Kiyo - AI summarization browser extension
01 Intro
Huggingface BERT/Transformers is a hot topic in the machine learning world because it offers state of the art language processing for everyone.
For this project I wanted to use these technologies to build something that could be useful in everyday life. Since I’ve been reading a lot of papers and articles online, a summarization browser extension came to mind.
The main idea is:
- You highlight a few paragraphs of text in your browser and click on a “go” button in the extension
- Then the extension reads this text and sends it to a Python API
- The API uses a Transformers machine learning model to summarize the text and returns the result.
02 Design 📝
Essentially, project consists of three parts: The browser extension (Frontend), the API (backend) and the machine learning.
Frontend
In contrast to what I initally thought, the frontend was the most time consuming part of this project. The main reason for this is the way chrome extensions need to be structured. Every chrome extension requires three JS files:
- The extension is the little icon that appears in the top row of the browser. It uses the
background.js
- The pop-up gets opened by clicking on the extension icon. It includes
widget.html
,widget.css
andwidget.js
- The content of the web page itself can be accessed through the
content.js
Therefore the directory structure looks like this:
.
├── manifest.json --> required by chrome to define versions etc
├── res --> images
├── script
│ ├── background.js
│ ├── content.js
│ └── widget.js
├── style
│ ├── icons --> images for UI
│ └── style.css
├── summary.html -->popup page for displaying the text
└── widget.html -->main popup page
For the UI (Widget), I ended up with this:Next to the orange start button is a loading bar and in the bottom left corner is a status text, which will change to “loading” once the button is pressed.
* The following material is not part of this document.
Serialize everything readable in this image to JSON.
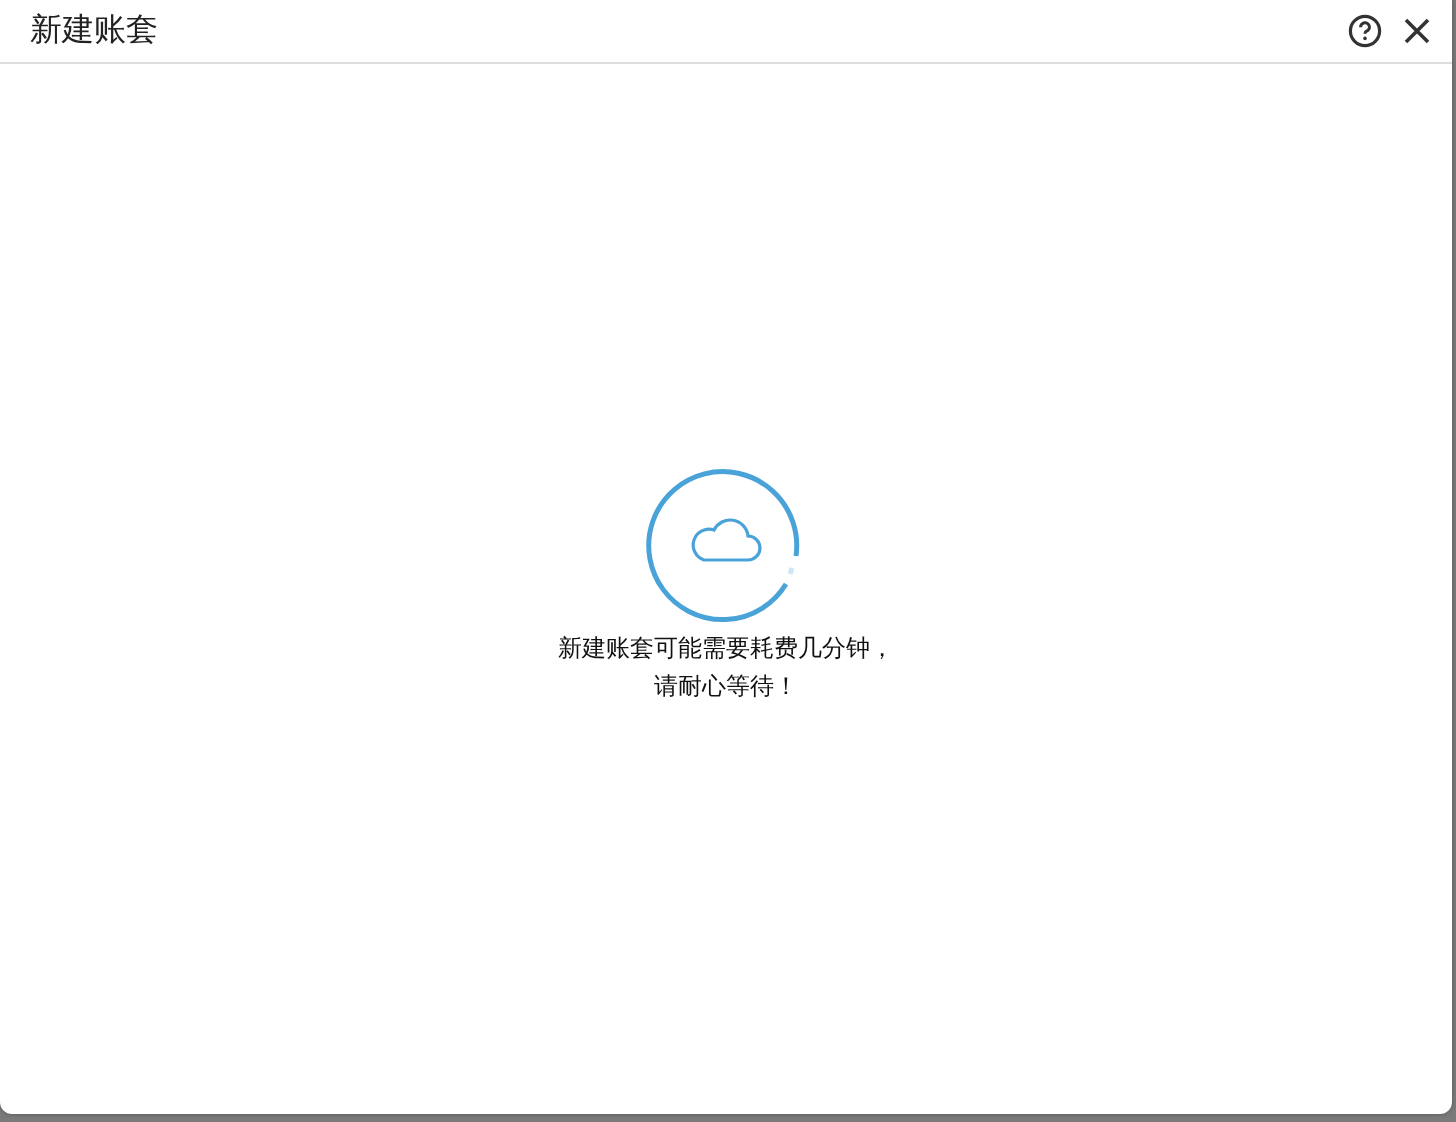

Because all three scipts only “see” a limited part of the browser, they need to communicate with each other in order to get the job done:
The communication between these scripts uses the build-in Chrome-API. One script sends a message, the other script listens for it and revieves it:
// sending a message with the chrome API
chrome.runtime.sendMessage({message: message});
// recieving a message
chrome.runtime.onMessage.addListener(
function(request, sendResponse) {
var text = request.message
sendResponse({message: "OK"}) // response to sender
// do stuff with the text of the message
}
);
Getting CORS (cross-origin resource sharing) down was the main problem, because it requires configuring both the client- and server side. For the client side I ended up with this function, which takes as input the text highlighted and uses the fetch API to send an async request to the backend.
function requestAPI(text) {
// send the request
var data = {"text": text}
var url = new URL(API_URL)
fetch(url, {
mode: "cors",
method: "POST",
body: JSON.stringify(data),
headers: {
'Content-Type': 'application/json',
// i've configured the token to limit the requests/sec for security
'x-api-key': TOKEN
}
}) // once the request resolves, we want to read the response
.then(response => response.json())
.then(rb => {
// send text to widget
console.log(rb);
sendMessage(rb);
});
}
Backend
I knew right from the beginning that I wanted to use Python for the API server. Python has a vast amount of machine learning libraries and some solid API frameworks. For the first draft, I used Flask to build an API server, but this turned out to be unnessecary because API Gateway does all the work. (more on that later)
Machine Learning
To keep it simple, I went with a Huggingface pretrained model. They can be imported into python easily and offer state of the art performance. Using the summarization pipeline is as easy as that:
from transformers import pipeline
# downloads the pipeline
def initalize_model():
pl = pipeline('summarization', model='ainize/bart-base-cnn')
return pl
# when called, summarizes the text and returns the result
def compute_summarize(text, pl):
summary = pl(text, min_length=30, do_sample=False)
return summary[0]
Instead of paraphrasing, bart-base-cnn weights the importance of each sentence, which makes it faster than some of the alternatives. Therefore, the result is a selection of sentences from the original text.
With that, the machine learning was done aswell! ✅
03 Deployment 🚀
After trying out different hosting methods, I’ve settled for AWS.
- Huggingface has great Sagemaker support
- Lambda functions are more cost efficient than a full-fledged server
- I’ve never worked with AWS and wanted to learn something new
The final pipeline looks like this:
The requestAPI()
method in content.js sends a POST request to API Gateway. API Gateway basically is a server that can be freely configured to invokes various AWS services, so I didn’t even need my Flask API server.
API Gateway then invokes a Lambda function, passing the JSON of the request. It reads the text, passes it into the sagemaker endpoint and returns the summarized text as a JSON response.
The machine learning takes about 5 seconds and the entire process takes up to 10 seconds, which can feel like a long time when waiting for something to load in a browser.
Still I have to admit that hosting an entire machine learning API on the cloud feels pretty cool.
👉 Check it out
Closing Thoughts 💭
In this project I’ve learned a lot about web development (like async requests and JSON), as well as deploying web applications and machine learning models on AWS.
The different AWS services and design patterns are really interesting and I definitely want to dive deeper into this topic in the future.